Repentance of the Heart
Repentance of the heart was an essential teaching in the Bible. In Psalm 51:10, David asked God for a clean heart and a right spirit. The Hebrew words "niham" and "shub" in the Old Testament refer to repentance. According to the Jewish Encyclopedia, niham means to "feel sorrow" and shub means "to return." Saadiah, a Jewish philosopher in medieval times, felt that true repentance requires regret and remorse for the sin, as well as renunciation, confession, asking forgiveness and pledging to not repeat the sin.
Testing the Heart
The Holman Bible Dictionary explains that the Hebrew language had no word for conscience, so the word heart was used to explain the concept of deciphering right from wrong. Jeremiah 17:10 explains that the Lord searches the heart and tests the mind to judge every person by the fruit of their deeds. Various Christian doctrines preach that God allows people to willfully choose obedience or disobedience. In a biblical context, God looked at the heart to see where people stood in their faith and deeds.
Purity of Heart
In the Sermon on the Mount, recorded in Matthew 5:8, Jesus specified, "Blessed are the pure in heart, for they shall see God." Purity of heart, described by the Orthodox Church in America, is freedom from wicked motivations and evil intentions, refraining from self seeking desires, and freedom from anything that clouds the mind from seeing things clearly and honestly.

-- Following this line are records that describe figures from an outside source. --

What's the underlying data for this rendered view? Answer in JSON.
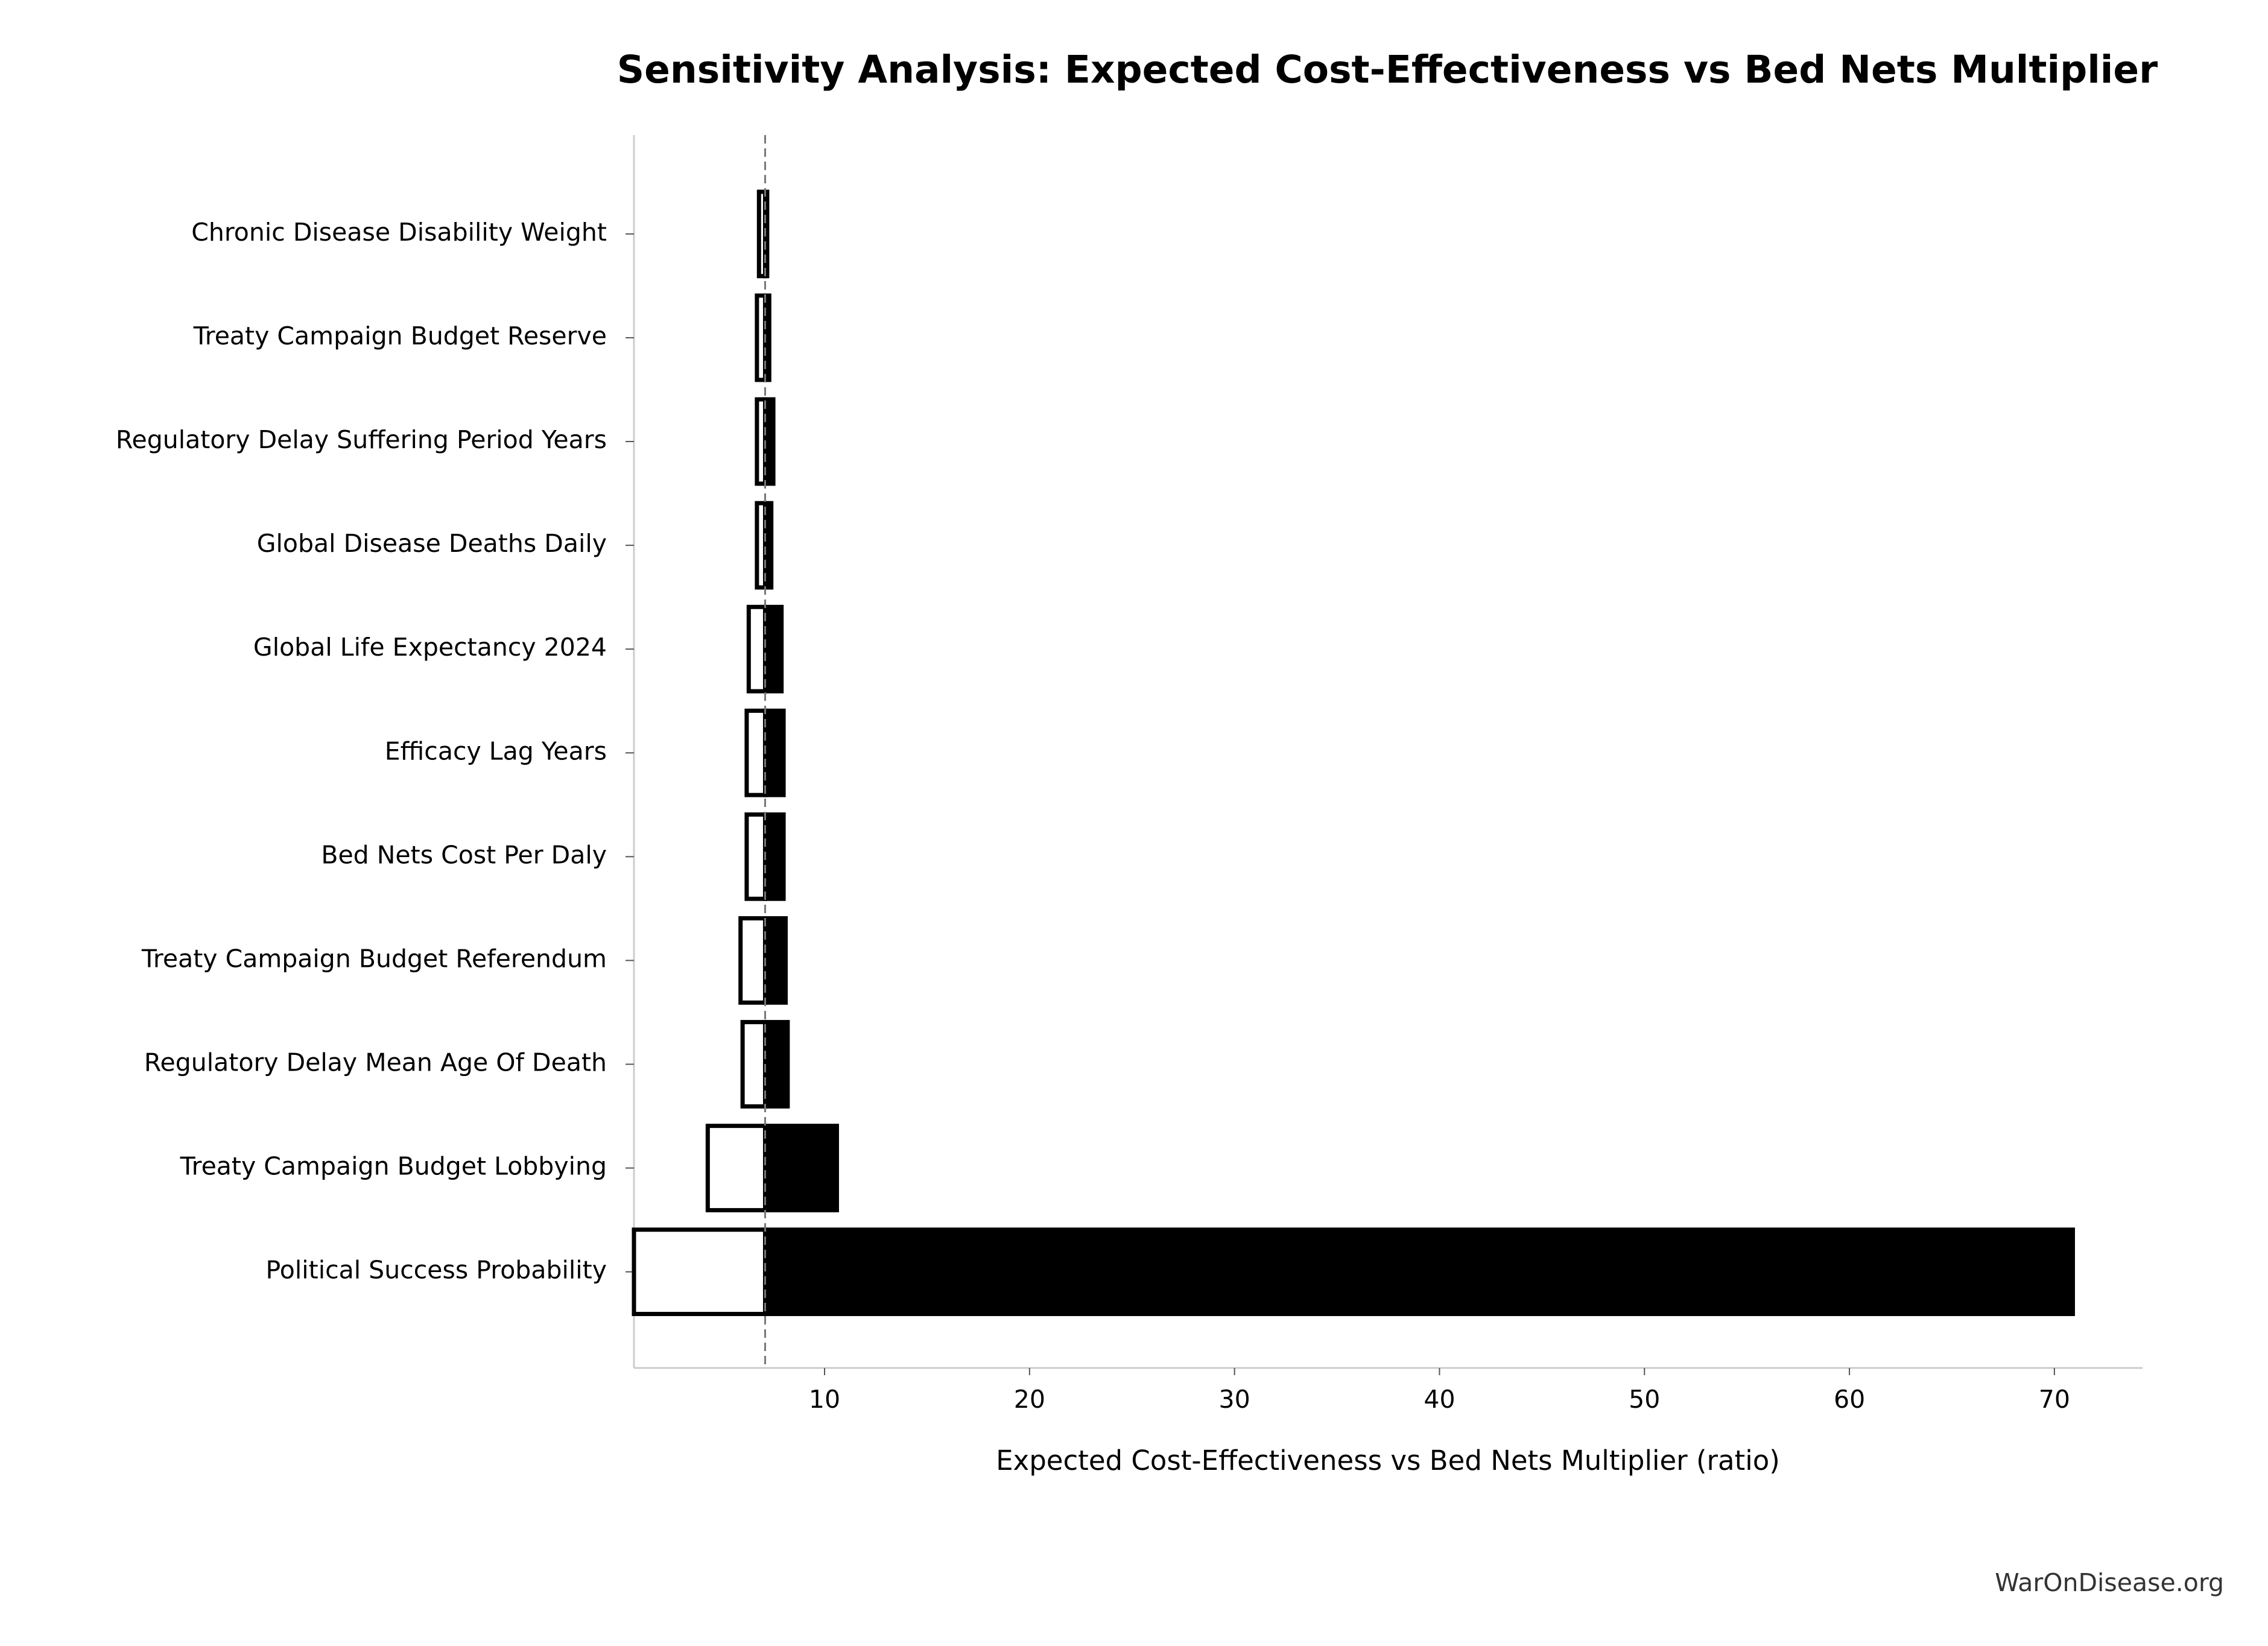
{
  "chart_data": {
    "type": "tornado",
    "title": "Sensitivity Analysis: Expected Cost-Effectiveness vs Bed Nets Multiplier",
    "x_label": "Expected Cost-Effectiveness vs Bed Nets Multiplier (ratio)",
    "watermark": "WarOnDisease.org",
    "categories": [
      "Chronic Disease Disability Weight",
      "Treaty Campaign Budget Reserve",
      "Regulatory Delay Suffering Period Years",
      "Global Disease Deaths Daily",
      "Global Life Expectancy 2024",
      "Efficacy Lag Years",
      "Bed Nets Cost Per Daly",
      "Treaty Campaign Budget Referendum",
      "Regulatory Delay Mean Age Of Death",
      "Treaty Campaign Budget Lobbying",
      "Political Success Probability"
    ],
    "baseline": 7.1,
    "low_values": [
      6.8,
      6.7,
      6.7,
      6.7,
      6.3,
      6.2,
      6.2,
      5.9,
      6.0,
      4.3,
      0.7
    ],
    "high_values": [
      7.2,
      7.3,
      7.5,
      7.4,
      7.9,
      8.0,
      8.0,
      8.1,
      8.2,
      10.6,
      70.9
    ],
    "low_color": "#ffffff",
    "high_color": "#000000",
    "xlim": [
      0.7,
      74.3
    ],
    "xticks": [
      10,
      20,
      30,
      40,
      50,
      60,
      70
    ]
  }
}
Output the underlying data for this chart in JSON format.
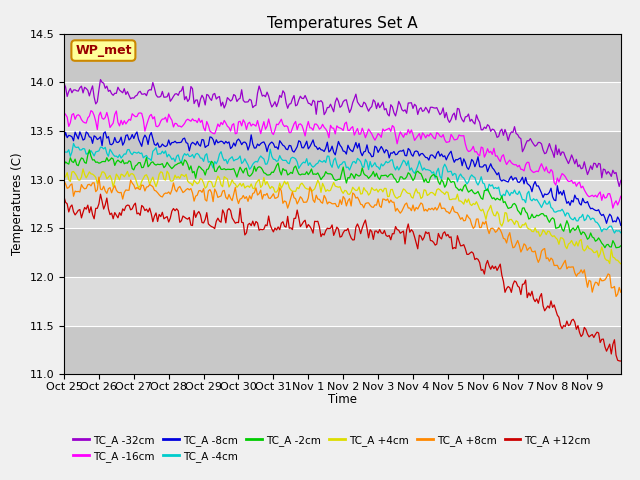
{
  "title": "Temperatures Set A",
  "xlabel": "Time",
  "ylabel": "Temperatures (C)",
  "ylim": [
    11.0,
    14.5
  ],
  "n_points": 352,
  "x_tick_labels": [
    "Oct 25",
    "Oct 26",
    "Oct 27",
    "Oct 28",
    "Oct 29",
    "Oct 30",
    "Oct 31",
    "Nov 1",
    "Nov 2",
    "Nov 3",
    "Nov 4",
    "Nov 5",
    "Nov 6",
    "Nov 7",
    "Nov 8",
    "Nov 9"
  ],
  "x_tick_positions": [
    0,
    22,
    44,
    66,
    88,
    110,
    132,
    154,
    176,
    198,
    220,
    242,
    264,
    286,
    308,
    330
  ],
  "series": [
    {
      "label": "TC_A -32cm",
      "color": "#9900cc",
      "start": 13.92,
      "end": 13.0,
      "noise_scale": 0.07,
      "seed": 10
    },
    {
      "label": "TC_A -16cm",
      "color": "#ff00ff",
      "start": 13.65,
      "end": 12.75,
      "noise_scale": 0.06,
      "seed": 20
    },
    {
      "label": "TC_A -8cm",
      "color": "#0000dd",
      "start": 13.45,
      "end": 12.6,
      "noise_scale": 0.055,
      "seed": 30
    },
    {
      "label": "TC_A -4cm",
      "color": "#00cccc",
      "start": 13.3,
      "end": 12.45,
      "noise_scale": 0.05,
      "seed": 40
    },
    {
      "label": "TC_A -2cm",
      "color": "#00cc00",
      "start": 13.2,
      "end": 12.3,
      "noise_scale": 0.045,
      "seed": 50
    },
    {
      "label": "TC_A +4cm",
      "color": "#dddd00",
      "start": 13.05,
      "end": 12.15,
      "noise_scale": 0.05,
      "seed": 60
    },
    {
      "label": "TC_A +8cm",
      "color": "#ff8800",
      "start": 12.95,
      "end": 11.85,
      "noise_scale": 0.06,
      "seed": 70
    },
    {
      "label": "TC_A +12cm",
      "color": "#cc0000",
      "start": 12.72,
      "end": 11.2,
      "noise_scale": 0.08,
      "seed": 80
    }
  ],
  "annotation_text": "WP_met",
  "plot_bg_color": "#dcdcdc",
  "fig_bg_color": "#f0f0f0",
  "legend_ncol_row1": 6,
  "legend_ncol_row2": 2
}
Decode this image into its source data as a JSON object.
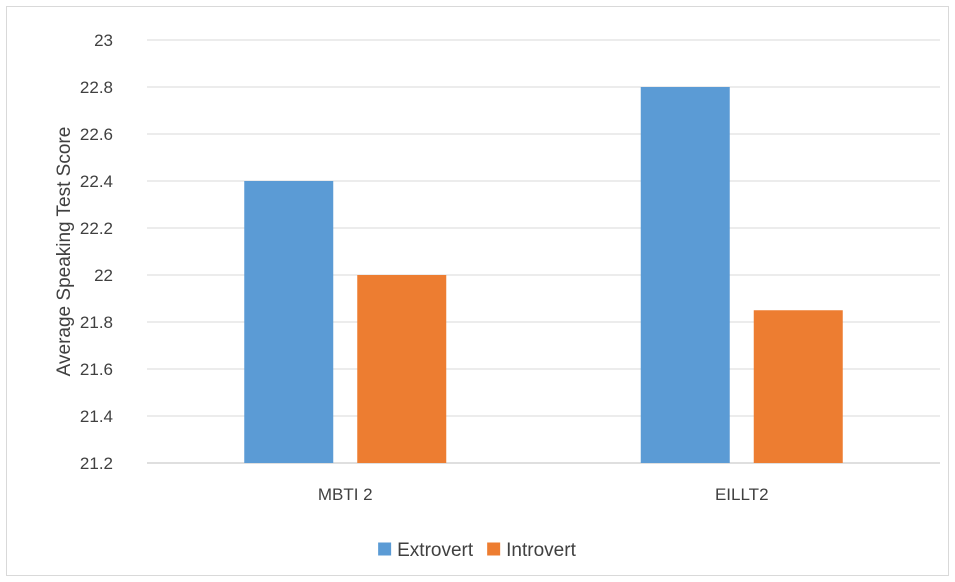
{
  "chart_data": {
    "type": "bar",
    "title": "",
    "xlabel": "",
    "ylabel": "Average Speaking Test Score",
    "categories": [
      "MBTI 2",
      "EILLT2"
    ],
    "series": [
      {
        "name": "Extrovert",
        "values": [
          22.4,
          22.8
        ],
        "color": "#5b9bd5"
      },
      {
        "name": "Introvert",
        "values": [
          22.0,
          21.85
        ],
        "color": "#ed7d31"
      }
    ],
    "ylim": [
      21.2,
      23
    ],
    "yticks": [
      "21.2",
      "21.4",
      "21.6",
      "21.8",
      "22",
      "22.2",
      "22.4",
      "22.6",
      "22.8",
      "23"
    ],
    "grid": true,
    "legend_position": "bottom"
  }
}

In the Orthodox tradition, purity of heart is essential for unity with God.
Healing a Broken Heart
The Bible notes how God comforted those with a broken heart. In Psalms 34:18, David testified that the Lord was near to the brokenhearted and rescued those crushed in spirit. Nineteenth-century author, theologian and preacher, Charles Spurgeon, referred to God as the "Beloved Physician" in his sermon, "Healing for the Wounded." Spurgeon taught that man is composed of both body and soul, which are both subjected to injury and hurt, and that God's mercy heals wounds and repairs injuries.